Eleanor the Great se veut un drame sensible sur la perte, la mémoire et la solitude, mais se perd souvent dans une profusion de bons sentiments et une musique sirupeuse qui souligne trop lourdement chaque émotion. Ce tic de cinéma américain – cette manie de souligner au feutre les élans du cœur – finit par agacer, tant il ôte au récit la subtilité qu’il aurait méritée.

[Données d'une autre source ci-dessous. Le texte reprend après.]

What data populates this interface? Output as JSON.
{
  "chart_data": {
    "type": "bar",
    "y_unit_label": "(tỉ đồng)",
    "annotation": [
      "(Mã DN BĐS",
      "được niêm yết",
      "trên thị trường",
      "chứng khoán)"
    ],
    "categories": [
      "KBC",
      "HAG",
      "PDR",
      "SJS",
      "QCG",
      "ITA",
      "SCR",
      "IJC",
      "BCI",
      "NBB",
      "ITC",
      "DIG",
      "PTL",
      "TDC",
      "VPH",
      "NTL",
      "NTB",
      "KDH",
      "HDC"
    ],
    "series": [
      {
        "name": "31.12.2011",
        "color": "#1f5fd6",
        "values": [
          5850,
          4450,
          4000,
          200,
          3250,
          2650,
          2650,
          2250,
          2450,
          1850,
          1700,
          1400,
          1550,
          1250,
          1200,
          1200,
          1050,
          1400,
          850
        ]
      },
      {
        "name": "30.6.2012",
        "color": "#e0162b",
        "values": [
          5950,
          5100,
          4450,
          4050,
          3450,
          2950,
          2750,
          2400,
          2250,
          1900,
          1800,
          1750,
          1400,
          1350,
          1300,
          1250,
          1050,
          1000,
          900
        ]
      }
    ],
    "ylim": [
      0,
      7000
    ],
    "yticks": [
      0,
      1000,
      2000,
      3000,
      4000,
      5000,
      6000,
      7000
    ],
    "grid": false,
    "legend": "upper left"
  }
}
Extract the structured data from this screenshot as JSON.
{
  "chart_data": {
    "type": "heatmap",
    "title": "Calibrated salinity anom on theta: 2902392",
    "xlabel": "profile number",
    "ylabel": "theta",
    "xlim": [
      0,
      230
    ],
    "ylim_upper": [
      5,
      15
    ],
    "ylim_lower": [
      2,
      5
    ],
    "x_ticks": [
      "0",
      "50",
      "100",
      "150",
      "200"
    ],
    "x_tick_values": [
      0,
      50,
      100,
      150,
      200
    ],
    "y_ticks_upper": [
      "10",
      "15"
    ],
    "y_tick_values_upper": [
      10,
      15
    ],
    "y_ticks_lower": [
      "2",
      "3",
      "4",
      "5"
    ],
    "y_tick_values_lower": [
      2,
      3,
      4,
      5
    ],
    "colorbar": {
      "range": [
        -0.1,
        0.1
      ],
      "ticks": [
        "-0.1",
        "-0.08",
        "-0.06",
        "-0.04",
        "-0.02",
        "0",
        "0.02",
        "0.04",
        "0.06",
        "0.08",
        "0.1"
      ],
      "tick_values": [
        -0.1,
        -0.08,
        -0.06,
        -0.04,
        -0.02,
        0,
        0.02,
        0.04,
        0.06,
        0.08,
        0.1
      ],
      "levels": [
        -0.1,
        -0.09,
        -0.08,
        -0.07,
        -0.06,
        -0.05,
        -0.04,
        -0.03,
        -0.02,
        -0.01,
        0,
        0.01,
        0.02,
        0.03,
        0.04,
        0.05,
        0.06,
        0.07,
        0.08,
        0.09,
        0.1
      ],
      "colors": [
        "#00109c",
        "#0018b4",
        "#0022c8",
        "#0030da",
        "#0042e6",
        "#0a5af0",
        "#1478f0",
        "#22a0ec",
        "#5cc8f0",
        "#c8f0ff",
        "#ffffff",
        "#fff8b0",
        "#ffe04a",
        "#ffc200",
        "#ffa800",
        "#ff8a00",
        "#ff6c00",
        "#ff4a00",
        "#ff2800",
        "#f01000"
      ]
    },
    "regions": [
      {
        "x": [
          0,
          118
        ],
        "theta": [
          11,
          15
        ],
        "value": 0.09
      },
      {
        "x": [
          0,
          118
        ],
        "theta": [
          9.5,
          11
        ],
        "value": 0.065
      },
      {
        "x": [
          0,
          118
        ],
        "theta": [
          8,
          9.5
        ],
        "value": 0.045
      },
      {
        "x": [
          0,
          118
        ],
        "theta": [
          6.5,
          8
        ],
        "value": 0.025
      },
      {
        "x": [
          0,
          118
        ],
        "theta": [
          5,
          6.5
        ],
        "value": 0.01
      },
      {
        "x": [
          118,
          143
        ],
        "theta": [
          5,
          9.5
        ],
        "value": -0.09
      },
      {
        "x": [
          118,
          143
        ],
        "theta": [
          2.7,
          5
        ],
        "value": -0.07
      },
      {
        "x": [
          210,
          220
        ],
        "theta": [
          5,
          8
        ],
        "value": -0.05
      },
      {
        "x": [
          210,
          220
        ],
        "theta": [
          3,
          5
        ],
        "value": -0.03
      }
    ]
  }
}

La seconde partie, centrée sur la fille du journaliste, souffre d’un déséquilibre narratif évident. Mal agencée, trop démonstrative, elle enchaîne les scènes larmoyantes sans réelle nécessité dramatique. La réalisatrice a beau éviter le pathos pur au moment de la mort de l’amie, elle retombe aussitôt dans un mélodrame appuyé, multipliant les gestes et les silences apparemment profonds mais en réalité creux.
Le personnage principal, Eleanor, paraît artificiellement hyperbolique. Ses excès d’humeur et son cynisme affiché manquent de crédibilité, notamment dans certaines scènes absurdes et peu crédibles – celle du supermarché avec les casher pickles, la dispute avec un client évoquant Auschwitz, ou encore ses échanges tendus avec sa fille. Ces situations, censées révéler ses fêlures, tombent souvent à plat tant elles semblent forcées.
Sur le plan thématique, la quête de soi d’Eleanor demeure superficielle. La volonté de perpétuer la mémoire de son amie, qui pourrait constituer le fil rouge du film, n’est qu’effleurée. Il manque un véritable approfondissement, une réflexion plus sincère sur ce que signifie survivre à l’autre, ou vivre à travers la mémoire d’autrui.
Reste une œuvre inégale : quelques sourires arrachés ici ou là, quelques répliques bien senties, mais un ensemble dominé par la morosité, les pleurs et une solitude aussi sociale qu’affective. Eleanor the Great cherche la lumière dans la douleur, mais ne trouve que la grisaille. Un film ouvertement déprimant, qui touche parfois juste, mais trop rarement.